Situado entre o teatro documentário, extensamente
desenvolvido a partir de E.Piscator, e o
teatro autobiográfico no espelhamento da
persona do ator ou do dramaturgo, desenvolve-se na primeira década deste século
o que se chamou de biodrama.
Teorizado pelo argentino Oscar
Cornago, ele impulsiona, através dos relatos biográficos reais, de gente
famosa ou não, transmutados no palco , na representação entre a verdade e o
ficcional, “as distintas possibilidades
de citar a realidade, para abrir espaço a isso que chamamos vida”.
Quando o dramaturgo Walter Daguerre incursiona pela
trajetória existencial/artística de uma americana naturalizada francesa desnudando
seus feitos como dançarina, performer, cantora, atriz ,humorista, ativista nas
causas políticas e raciais, ele confere à sua proposta cênica “Josephine Baker – A Vênus Negra” um
viés diferencial na sua abordagem e tematização.
Embora não consiga fugir do sequencial cronológico/biográfico, acaba
permitindo um encontro mais intimista e de identificação psicológico/afetiva
entre a atriz protagonista titular ( Aline Deluna) com cada espectador.

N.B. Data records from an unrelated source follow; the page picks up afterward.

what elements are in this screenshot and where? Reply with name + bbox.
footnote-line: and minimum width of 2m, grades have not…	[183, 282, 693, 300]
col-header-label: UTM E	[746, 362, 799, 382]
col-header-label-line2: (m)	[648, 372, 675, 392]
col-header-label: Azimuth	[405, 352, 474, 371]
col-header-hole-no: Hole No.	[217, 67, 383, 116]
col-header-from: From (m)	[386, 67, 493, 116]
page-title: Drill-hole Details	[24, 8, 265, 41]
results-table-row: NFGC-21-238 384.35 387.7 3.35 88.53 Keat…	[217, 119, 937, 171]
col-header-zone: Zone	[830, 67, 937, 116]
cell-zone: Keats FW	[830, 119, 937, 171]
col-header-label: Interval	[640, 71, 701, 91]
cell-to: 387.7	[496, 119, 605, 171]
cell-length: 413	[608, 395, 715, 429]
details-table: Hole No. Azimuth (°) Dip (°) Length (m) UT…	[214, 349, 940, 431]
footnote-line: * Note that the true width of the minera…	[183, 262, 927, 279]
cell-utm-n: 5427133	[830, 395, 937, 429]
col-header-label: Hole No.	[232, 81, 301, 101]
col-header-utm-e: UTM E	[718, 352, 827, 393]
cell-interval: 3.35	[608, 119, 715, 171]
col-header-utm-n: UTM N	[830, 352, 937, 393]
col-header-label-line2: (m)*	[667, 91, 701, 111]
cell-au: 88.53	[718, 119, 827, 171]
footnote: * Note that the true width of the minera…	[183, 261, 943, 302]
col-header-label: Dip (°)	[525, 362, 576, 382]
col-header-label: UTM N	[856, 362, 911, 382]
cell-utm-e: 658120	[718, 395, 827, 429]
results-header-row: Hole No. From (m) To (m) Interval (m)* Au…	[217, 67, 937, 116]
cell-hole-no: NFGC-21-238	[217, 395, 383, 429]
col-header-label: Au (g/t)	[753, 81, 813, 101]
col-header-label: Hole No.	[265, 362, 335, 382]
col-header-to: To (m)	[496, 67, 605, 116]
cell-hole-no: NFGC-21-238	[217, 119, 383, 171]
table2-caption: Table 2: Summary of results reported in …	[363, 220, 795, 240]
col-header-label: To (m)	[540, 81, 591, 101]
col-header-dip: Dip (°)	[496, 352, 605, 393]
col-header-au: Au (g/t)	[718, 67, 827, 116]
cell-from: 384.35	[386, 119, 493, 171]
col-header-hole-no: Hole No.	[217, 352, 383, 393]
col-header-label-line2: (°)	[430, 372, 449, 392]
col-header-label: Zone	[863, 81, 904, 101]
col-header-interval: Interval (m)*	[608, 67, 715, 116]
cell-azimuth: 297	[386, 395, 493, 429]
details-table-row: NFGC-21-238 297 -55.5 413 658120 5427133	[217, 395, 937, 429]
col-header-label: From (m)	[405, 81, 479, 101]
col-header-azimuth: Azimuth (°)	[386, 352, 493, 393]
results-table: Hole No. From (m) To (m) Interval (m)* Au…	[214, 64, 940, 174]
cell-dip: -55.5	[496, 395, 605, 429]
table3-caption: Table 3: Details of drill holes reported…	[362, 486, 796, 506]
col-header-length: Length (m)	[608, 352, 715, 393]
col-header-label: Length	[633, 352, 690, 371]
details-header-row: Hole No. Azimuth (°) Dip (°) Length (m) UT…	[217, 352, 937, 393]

O que faz resultar, pela estetização teatral de Otávio
Muller, no estabelecimento de um corpo a corpo plateia/palco, em encontro
informal atriz/público, quebrando a quarta parede . Fissurando ,assim, o distanciamento
cênico entre observador-observado,da fala
inicial ao epílogo quando, convocados, juntam-se os dois lados, ritualmente, à performance .

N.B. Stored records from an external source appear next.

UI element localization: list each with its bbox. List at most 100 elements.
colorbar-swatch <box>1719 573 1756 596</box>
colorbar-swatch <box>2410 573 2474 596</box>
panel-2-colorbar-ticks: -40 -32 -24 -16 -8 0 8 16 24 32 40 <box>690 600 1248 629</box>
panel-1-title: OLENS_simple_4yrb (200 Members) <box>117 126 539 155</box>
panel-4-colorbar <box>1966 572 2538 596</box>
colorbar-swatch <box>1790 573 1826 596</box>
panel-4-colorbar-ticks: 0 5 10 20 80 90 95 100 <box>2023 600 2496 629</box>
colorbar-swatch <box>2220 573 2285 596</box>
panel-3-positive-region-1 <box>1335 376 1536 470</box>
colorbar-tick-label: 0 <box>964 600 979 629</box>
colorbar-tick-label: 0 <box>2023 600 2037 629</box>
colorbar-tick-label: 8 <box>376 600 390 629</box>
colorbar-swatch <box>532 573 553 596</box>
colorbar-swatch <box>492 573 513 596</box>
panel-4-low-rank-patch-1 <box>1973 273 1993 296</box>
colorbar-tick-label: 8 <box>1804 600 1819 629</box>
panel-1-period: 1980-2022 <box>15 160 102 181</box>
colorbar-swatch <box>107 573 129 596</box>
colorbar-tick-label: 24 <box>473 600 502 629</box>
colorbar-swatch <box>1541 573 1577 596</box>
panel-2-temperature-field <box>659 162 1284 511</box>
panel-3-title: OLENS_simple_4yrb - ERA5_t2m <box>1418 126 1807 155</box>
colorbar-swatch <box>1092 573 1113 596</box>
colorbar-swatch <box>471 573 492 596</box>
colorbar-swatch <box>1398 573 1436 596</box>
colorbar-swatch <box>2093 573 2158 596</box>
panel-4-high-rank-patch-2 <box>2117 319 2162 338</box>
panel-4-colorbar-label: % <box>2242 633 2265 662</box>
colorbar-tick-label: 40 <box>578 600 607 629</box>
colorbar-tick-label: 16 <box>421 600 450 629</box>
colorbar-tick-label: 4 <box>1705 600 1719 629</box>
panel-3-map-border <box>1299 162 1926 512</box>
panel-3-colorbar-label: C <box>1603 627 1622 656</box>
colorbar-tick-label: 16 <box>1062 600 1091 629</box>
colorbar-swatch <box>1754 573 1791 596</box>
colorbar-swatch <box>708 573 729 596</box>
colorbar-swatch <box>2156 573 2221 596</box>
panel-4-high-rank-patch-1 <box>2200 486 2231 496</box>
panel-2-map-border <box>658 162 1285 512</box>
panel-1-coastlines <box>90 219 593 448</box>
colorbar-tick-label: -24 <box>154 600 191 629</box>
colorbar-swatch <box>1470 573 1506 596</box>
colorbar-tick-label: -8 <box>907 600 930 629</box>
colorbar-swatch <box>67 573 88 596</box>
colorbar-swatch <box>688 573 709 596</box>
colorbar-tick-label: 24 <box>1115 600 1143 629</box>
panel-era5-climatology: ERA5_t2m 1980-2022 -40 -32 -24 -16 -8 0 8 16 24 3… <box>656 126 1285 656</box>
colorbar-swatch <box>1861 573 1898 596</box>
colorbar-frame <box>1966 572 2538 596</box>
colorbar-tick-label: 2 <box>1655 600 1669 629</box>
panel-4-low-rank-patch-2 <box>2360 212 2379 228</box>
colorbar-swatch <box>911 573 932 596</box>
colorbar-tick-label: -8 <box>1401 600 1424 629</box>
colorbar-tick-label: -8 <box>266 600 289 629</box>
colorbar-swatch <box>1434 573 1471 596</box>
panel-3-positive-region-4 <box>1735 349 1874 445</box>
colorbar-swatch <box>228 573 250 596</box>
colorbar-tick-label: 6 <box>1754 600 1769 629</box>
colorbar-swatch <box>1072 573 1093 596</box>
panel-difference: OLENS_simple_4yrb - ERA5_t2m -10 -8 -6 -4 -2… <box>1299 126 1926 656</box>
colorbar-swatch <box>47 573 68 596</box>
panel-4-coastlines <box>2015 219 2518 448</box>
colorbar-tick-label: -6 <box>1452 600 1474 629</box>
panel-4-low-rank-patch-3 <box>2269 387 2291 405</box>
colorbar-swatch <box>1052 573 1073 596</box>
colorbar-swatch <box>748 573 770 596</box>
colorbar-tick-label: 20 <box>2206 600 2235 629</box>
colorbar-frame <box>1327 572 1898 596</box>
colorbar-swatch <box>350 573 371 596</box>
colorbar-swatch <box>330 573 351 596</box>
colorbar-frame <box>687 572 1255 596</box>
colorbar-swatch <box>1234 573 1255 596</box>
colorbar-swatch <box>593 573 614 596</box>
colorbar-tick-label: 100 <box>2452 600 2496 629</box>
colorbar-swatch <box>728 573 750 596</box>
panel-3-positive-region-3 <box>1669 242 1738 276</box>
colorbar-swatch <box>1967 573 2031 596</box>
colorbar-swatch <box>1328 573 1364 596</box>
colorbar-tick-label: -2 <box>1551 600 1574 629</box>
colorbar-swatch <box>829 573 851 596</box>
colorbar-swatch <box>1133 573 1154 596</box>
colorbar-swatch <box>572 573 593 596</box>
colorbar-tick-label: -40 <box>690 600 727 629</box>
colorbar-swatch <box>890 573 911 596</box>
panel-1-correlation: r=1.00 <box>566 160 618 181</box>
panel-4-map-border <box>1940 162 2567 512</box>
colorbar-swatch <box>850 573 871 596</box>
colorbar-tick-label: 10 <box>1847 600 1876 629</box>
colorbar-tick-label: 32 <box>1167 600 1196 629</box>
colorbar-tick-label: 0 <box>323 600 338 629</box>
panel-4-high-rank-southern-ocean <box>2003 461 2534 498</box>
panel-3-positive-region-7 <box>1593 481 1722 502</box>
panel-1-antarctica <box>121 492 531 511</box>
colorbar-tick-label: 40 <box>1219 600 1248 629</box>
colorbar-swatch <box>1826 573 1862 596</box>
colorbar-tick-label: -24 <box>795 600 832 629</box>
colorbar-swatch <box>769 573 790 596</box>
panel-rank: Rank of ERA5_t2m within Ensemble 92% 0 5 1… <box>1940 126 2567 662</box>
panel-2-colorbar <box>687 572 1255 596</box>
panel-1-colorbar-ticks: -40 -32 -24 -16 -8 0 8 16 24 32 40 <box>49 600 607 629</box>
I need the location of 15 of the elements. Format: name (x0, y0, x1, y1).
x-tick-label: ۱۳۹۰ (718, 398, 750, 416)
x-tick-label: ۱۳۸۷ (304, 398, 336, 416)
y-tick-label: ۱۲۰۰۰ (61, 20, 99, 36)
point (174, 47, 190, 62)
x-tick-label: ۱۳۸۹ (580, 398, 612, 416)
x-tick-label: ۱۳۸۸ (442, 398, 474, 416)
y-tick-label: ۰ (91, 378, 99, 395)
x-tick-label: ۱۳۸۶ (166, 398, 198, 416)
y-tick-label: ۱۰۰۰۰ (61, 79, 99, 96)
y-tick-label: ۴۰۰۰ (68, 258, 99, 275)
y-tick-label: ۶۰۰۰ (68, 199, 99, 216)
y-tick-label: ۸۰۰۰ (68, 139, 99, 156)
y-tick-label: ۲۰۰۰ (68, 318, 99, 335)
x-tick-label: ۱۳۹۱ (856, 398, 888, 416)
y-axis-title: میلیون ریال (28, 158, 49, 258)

Para isto concorrem as mudanças de figurino em cena e as
paredes nuas da construção ambiental (em realização dúplice de Marcelo
Marques) ,paralela ao desenho de luzes (Paulo Cesar Medeiros) propiciais ora ao recato
climático,ora ao sugestionamento feérico de um show.
Além da sensação de entrega a um comportamental despretensioso,
artesanalmente presente nas interferências do apurado trio musical (Dany Roland,Christiano Sauer e
Jonathan Ferr )no ato da representação.
Onde a grande surpresa é a similaridade física ,
gestual/coreográfica ( sob o olhar inventivo de Marina Salomon) e indumentária
com a “Vênus Negra”, valorando uma conferida comparativa na pequena mas
esclarecedora exposição(filmes, livros,fotos do precioso acervo de Evânio Alves), no foyer do teatro.
O comando diretorial de Otávio Muller no seu seguro domínio
da organicidade de um jogo, entre o teatro e a vida, incentiva o
potencial instintivo de Aline Deluna como uma predestinada estrela do teatro
musical.
Adequada, irrepreensivelmente, ao personagem, na convicta
atuação como atriz/cantora/dançarina , conquistando, assim, a adesão e a cumplicidade
da plateia.
Que ao testemunhar as nuances de exotismo, sexualidade, comicidade e
“selvagerias” de uma desafiadora do preconceito e da
opressão do feminino, acaba reflexionando, numa pulsão coletiva de biodrama verista e poético, pela libertária
identificação conceitual do outro(a personagem ) com a subjetividade dos olhares a ela direcionados.
Wagner Corrêa de Araújo
JOSEPHINE BAKER,A VÊNUS NEGRA está em cartaz no Teatro Maison de France,Centro/RJ, quinta a sábado, às 20h;domingo às 19h. 80 minutos. Até 28 de maio.